BEC, or Business Email Compromise, is a type of cybercrime that has become increasingly common in recent years. It involves hackers sending emails that appear to be from trusted sources, such as colleagues or executives, to trick victims into sending money or sensitive information. The FBI estimates BEC scams have caused over $26 billion in losses since 2013.
BEC is a type of fraud where cyber criminals use malicious emails to gain access to corporate accounts and then exploit them for financial gain. The emails often target accounting personnel or other members of a company’s financial team. Cybercriminals use these emails to request payments or ask for sensitive information such as bank account numbers and passwords.
As AI technology continues to advance, so too do the risks of business email compromise (BEC). This threat has become increasingly common as attackers leverage AI to target businesses. AI-driven BEC scams have become so sophisticated that they can impersonate real people, create convincing emails, and target specific employees with tailored messages.
The risks associated with AI-driven BEC scams are significant. Attackers can use the technology to increase the efficiency of their campaigns and target more victims in less time. AI can also be used to create tailor-made messages that are more likely to convince an employee to click on a malicious link or open an attachment.

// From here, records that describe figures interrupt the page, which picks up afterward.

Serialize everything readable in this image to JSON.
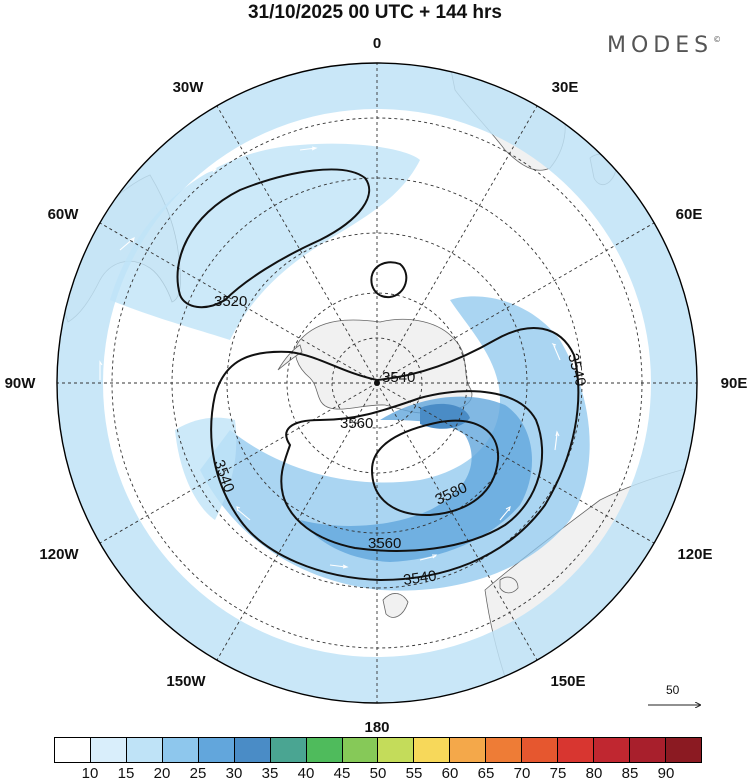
{
  "title": "31/10/2025  00 UTC  + 144 hrs",
  "logo": {
    "text": "MODES",
    "mark": "©"
  },
  "longitude_labels": {
    "lon_0": "0",
    "lon_30e": "30E",
    "lon_60e": "60E",
    "lon_90e": "90E",
    "lon_120e": "120E",
    "lon_150e": "150E",
    "lon_180": "180",
    "lon_150w": "150W",
    "lon_120w": "120W",
    "lon_90w": "90W",
    "lon_60w": "60W",
    "lon_30w": "30W"
  },
  "contour_labels": {
    "c3520": "3520",
    "c3540_east": "3540",
    "c3540_center": "3540",
    "c3560_inner": "3560",
    "c3540_west": "3540",
    "c3580": "3580",
    "c3560_south": "3560",
    "c3540_south": "3540"
  },
  "reference_vector": {
    "label": "50"
  },
  "colorbar": {
    "colors": [
      "#ffffff",
      "#d9eefb",
      "#bfe3f7",
      "#8ec7ed",
      "#62a6dc",
      "#4a8cc6",
      "#4aa592",
      "#4fbb5c",
      "#86c958",
      "#c4dc5a",
      "#f7d85a",
      "#f4a84a",
      "#ee7c36",
      "#e6572f",
      "#d83630",
      "#c02730",
      "#a81f2c",
      "#8b1a22"
    ],
    "labels": [
      "10",
      "15",
      "20",
      "25",
      "30",
      "35",
      "40",
      "45",
      "50",
      "55",
      "60",
      "65",
      "70",
      "75",
      "80",
      "85",
      "90"
    ]
  }
}
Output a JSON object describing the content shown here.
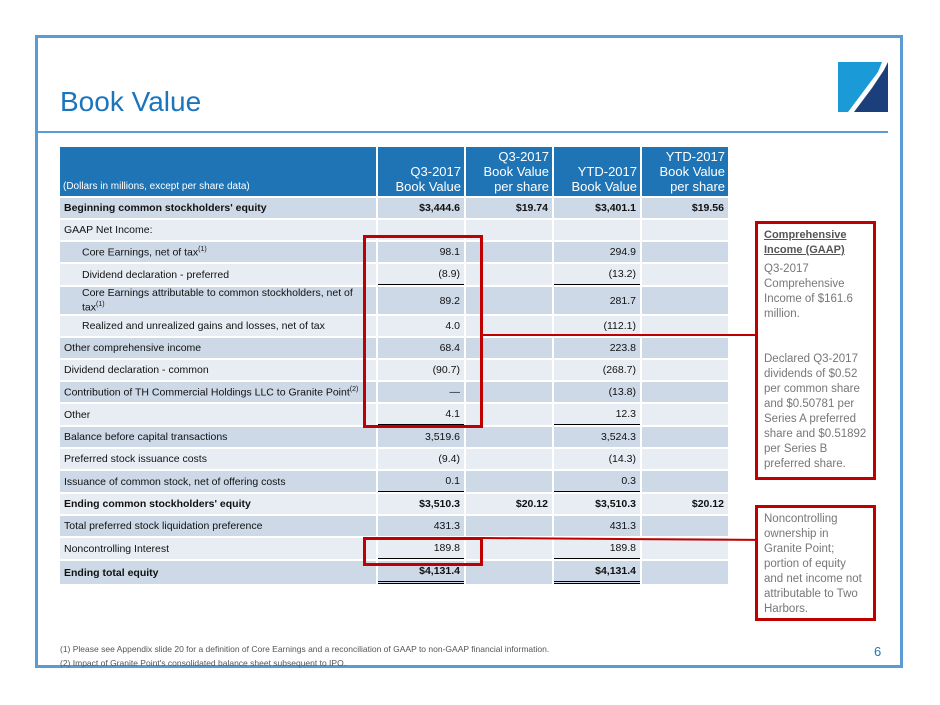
{
  "title": "Book Value",
  "page_number": "6",
  "table": {
    "header": [
      "(Dollars in millions, except per share data)",
      "Q3-2017 Book Value",
      "Q3-2017 Book Value per share",
      "YTD-2017 Book Value",
      "YTD-2017 Book Value per share"
    ],
    "rows": [
      {
        "label": "Beginning common stockholders' equity",
        "v": [
          "$3,444.6",
          "$19.74",
          "$3,401.1",
          "$19.56"
        ]
      },
      {
        "label": "GAAP Net Income:",
        "v": [
          "",
          "",
          "",
          ""
        ]
      },
      {
        "label": "Core Earnings, net of tax",
        "sup": "(1)",
        "v": [
          "98.1",
          "",
          "294.9",
          ""
        ]
      },
      {
        "label": "Dividend declaration - preferred",
        "v": [
          "(8.9)",
          "",
          "(13.2)",
          ""
        ]
      },
      {
        "label": "Core Earnings attributable to common stockholders, net of tax",
        "sup": "(1)",
        "v": [
          "89.2",
          "",
          "281.7",
          ""
        ]
      },
      {
        "label": "Realized and unrealized gains and losses, net of tax",
        "v": [
          "4.0",
          "",
          "(112.1)",
          ""
        ]
      },
      {
        "label": "Other comprehensive income",
        "v": [
          "68.4",
          "",
          "223.8",
          ""
        ]
      },
      {
        "label": "Dividend declaration - common",
        "v": [
          "(90.7)",
          "",
          "(268.7)",
          ""
        ]
      },
      {
        "label": "Contribution of TH Commercial Holdings LLC to Granite Point",
        "sup": "(2)",
        "v": [
          "—",
          "",
          "(13.8)",
          ""
        ]
      },
      {
        "label": "Other",
        "v": [
          "4.1",
          "",
          "12.3",
          ""
        ]
      },
      {
        "label": "Balance before capital transactions",
        "v": [
          "3,519.6",
          "",
          "3,524.3",
          ""
        ]
      },
      {
        "label": "Preferred stock issuance costs",
        "v": [
          "(9.4)",
          "",
          "(14.3)",
          ""
        ]
      },
      {
        "label": "Issuance of common stock, net of offering costs",
        "v": [
          "0.1",
          "",
          "0.3",
          ""
        ]
      },
      {
        "label": "Ending common stockholders' equity",
        "v": [
          "$3,510.3",
          "$20.12",
          "$3,510.3",
          "$20.12"
        ]
      },
      {
        "label": "Total preferred stock liquidation preference",
        "v": [
          "431.3",
          "",
          "431.3",
          ""
        ]
      },
      {
        "label": "Noncontrolling Interest",
        "v": [
          "189.8",
          "",
          "189.8",
          ""
        ]
      },
      {
        "label": "Ending total equity",
        "v": [
          "$4,131.4",
          "",
          "$4,131.4",
          ""
        ]
      }
    ]
  },
  "callouts": {
    "comprehensive": {
      "heading": "Comprehensive Income (GAAP)",
      "p1": "Q3-2017 Comprehensive Income of $161.6 million.",
      "p2": "Declared Q3-2017 dividends of $0.52 per common share and $0.50781 per Series A preferred share and $0.51892 per Series B preferred share."
    },
    "noncontrolling": {
      "text": "Noncontrolling ownership in Granite Point; portion of equity and net income not attributable to Two Harbors."
    }
  },
  "footnotes": [
    "(1)   Please see Appendix slide 20 for a definition of Core Earnings and a reconciliation of GAAP to non-GAAP financial information.",
    "(2)   Impact of Granite Point's consolidated balance sheet subsequent to IPO."
  ],
  "colors": {
    "brand": "#1b75bc",
    "header": "#1f74b6",
    "highlight": "#c00000"
  }
}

To protect against BEC scams, many organizations are turning to artificial intelligence (AI) based solutions. AI can be used to detect suspicious emails, identify potential phishing attacks, and provide insights on how to best respond to threats. AI-powered systems can analyze large volumes of emails quickly and accurately to identify malicious messages and potential attack vectors.
AI can also be used to detect patterns in communications that may indicate a BEC attack is underway. By analyzing the content of emails, AI can detect anomalies such as strange phrasing or formatting, which may indicate that a scammer is attempting to impersonate a trusted sender. AI can also detect the presence of malicious links or attachments, which can be used to steal sensitive data or money.
Business email compromise (BEC) is a growing threat in today’s digital age. In a recessionary market, businesses are already facing financial challenges, making them more vulnerable to BEC attacks. Cybercriminals are aware of this and are likely to exploit it by targeting businesses with malicious emails. Additionally, a recessionary market can lead to increased employee turnover, which can also lead to an increased risk of BEC. As employees leave a company, they may not be aware of current security protocols and could unintentionally provide access to sensitive information to cybercriminals. Businesses must take steps to protect themselves from BEC in a recessionary market.
Furthermore, AI can be used to automate the process of identity theft. By studying an organization’s internal communication habits and employee relationships, attackers can create convincing emails that appear to be from a trusted source. This can allow attackers to gain access to sensitive information, such as login credentials and financial data.